Dr Ashley says while many currencies around the world have over-depreciated, the Ghana cedi has recorded its all-time best performance for the first half of 2020, than the first six months of any year since 2012, against the U.S dollar.

“You see, as the data shows, the cedi’s performance shows a first six months depreciation of 26.71 per cent for 2014; 26.2 per cent for 2015; 3.26 per cent for 2016; 3.73 per cent for 2017; 2.37 per cent for 2018; 8.35 per cent for 2019; and 2.36 per cent for 2020.

“The depreciation so far this year is the lowest since 2014, and this is particularly remarkable in the context of the COVID-19 pandemic,” he said in a media interview.

He explained that as at June 2020, the South African currency had depreciated against the US dollar by 21.4 per cent; Mauritius by 9.3 per cent; Brazil by 31.6 per cent; Turkey by 15.4 per cent; Argentina by 17.9 per cent; Russia by 16.0 per cent; Zambia by 28.2 per cent and Mexico, 17.4 per cent.

Good job

“So, when you consider that the Ghana cedi has only depreciated by 2.4 per cent, thus far notwithstanding the pandemic, one will have to congratulate the managers of the economy, especially the Bank of Ghana, for a good job done,” he said.

He stated that between 2017 and 2020, the cedi has depreciated at an average of 8.7 per cent, compared to 18 per cent between 2013 and 2016.

“This means that if the cedi had continued depreciating by an average of 18 per cent annually since 2017, as was the case under the previous government, then today the exchange rate of the cedi to the dollar would have been GHC 7.6,” he noted.

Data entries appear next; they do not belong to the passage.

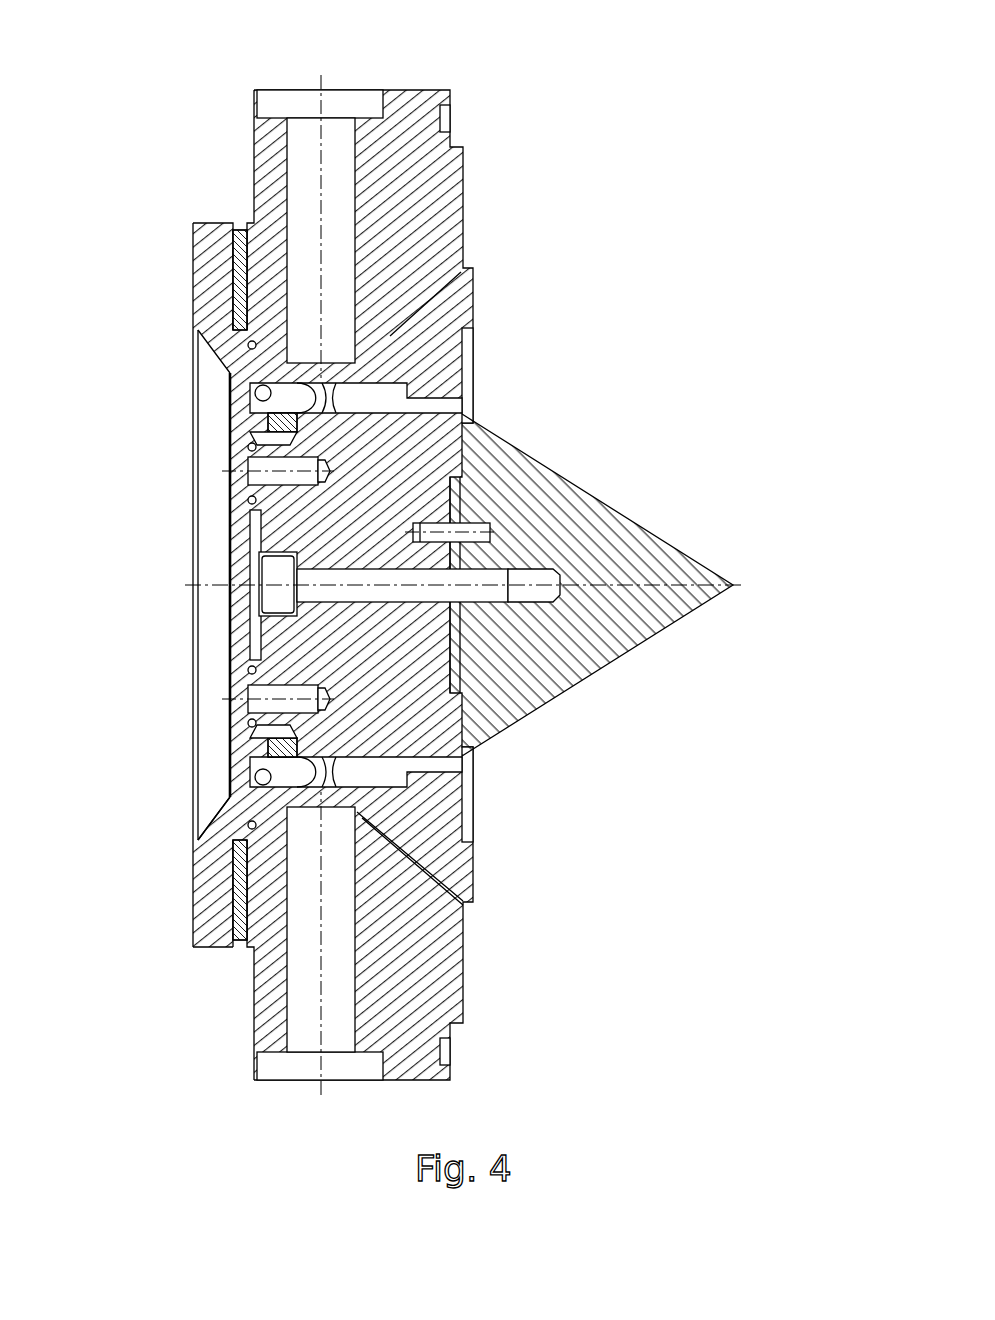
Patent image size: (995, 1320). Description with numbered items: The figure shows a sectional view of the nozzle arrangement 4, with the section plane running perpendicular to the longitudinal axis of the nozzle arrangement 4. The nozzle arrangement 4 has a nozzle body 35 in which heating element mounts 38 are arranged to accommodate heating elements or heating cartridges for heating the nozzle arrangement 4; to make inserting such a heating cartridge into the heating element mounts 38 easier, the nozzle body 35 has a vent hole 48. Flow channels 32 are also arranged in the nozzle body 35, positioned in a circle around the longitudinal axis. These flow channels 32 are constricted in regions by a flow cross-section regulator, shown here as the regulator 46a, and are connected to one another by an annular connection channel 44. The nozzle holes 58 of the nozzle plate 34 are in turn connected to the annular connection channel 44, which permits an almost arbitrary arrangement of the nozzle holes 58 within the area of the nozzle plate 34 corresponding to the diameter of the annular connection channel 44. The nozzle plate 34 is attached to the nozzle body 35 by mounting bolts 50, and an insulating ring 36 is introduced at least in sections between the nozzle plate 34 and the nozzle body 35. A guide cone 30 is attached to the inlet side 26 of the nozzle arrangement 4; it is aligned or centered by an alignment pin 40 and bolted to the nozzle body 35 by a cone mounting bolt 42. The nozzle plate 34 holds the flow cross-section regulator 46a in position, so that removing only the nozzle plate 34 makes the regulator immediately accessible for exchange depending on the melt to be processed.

The nozzle arrangement 4 is at (128, 86).
The inlet side 26 is at (731, 514).
The guide cone 30 is at (633, 548).
The flow channels 32 is at (437, 403).
The nozzle plate 34 is at (203, 910).
The nozzle body 35 is at (410, 185).
The insulating ring 36 is at (240, 265).
The heating element mounts 38 is at (339, 150).
The alignment pin 40 is at (467, 525).
The cone mounting bolt 42 is at (545, 575).
The annular connection channel 44 is at (256, 392).
The spring 46a is at (267, 420).
The vent hole 48 is at (460, 266).
The mounting bolts 50 is at (240, 493).
The nozzle holes 58 is at (214, 396).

He explained that the performance of the cedi cannot, primarily, be attributed to the Covid-19 since all the other countries registering large depreciations are also seeing declines in imports as well.

He believes that the prudent management of Ghana’s economy and the strong and steady economic fundamentals, such as inflation, interest rates, gross international reserves, are the factors that have accounted for the relative stability of the cedi.

Dr Ashley however warned that the full effects of the COVID-19 pandemic are yet to be felt, saying the deficit this year is going to increase because of increased borrowing as revenues have fallen. Expenditures on the other hand have increased to deal with the pandemic. “This is however not peculiar to Ghana and even the richest countries are engaging in deficit financing to cope with the pandemic”.

“This year is about saving lives and livelihoods and not about lower deficits and debts,“ he added.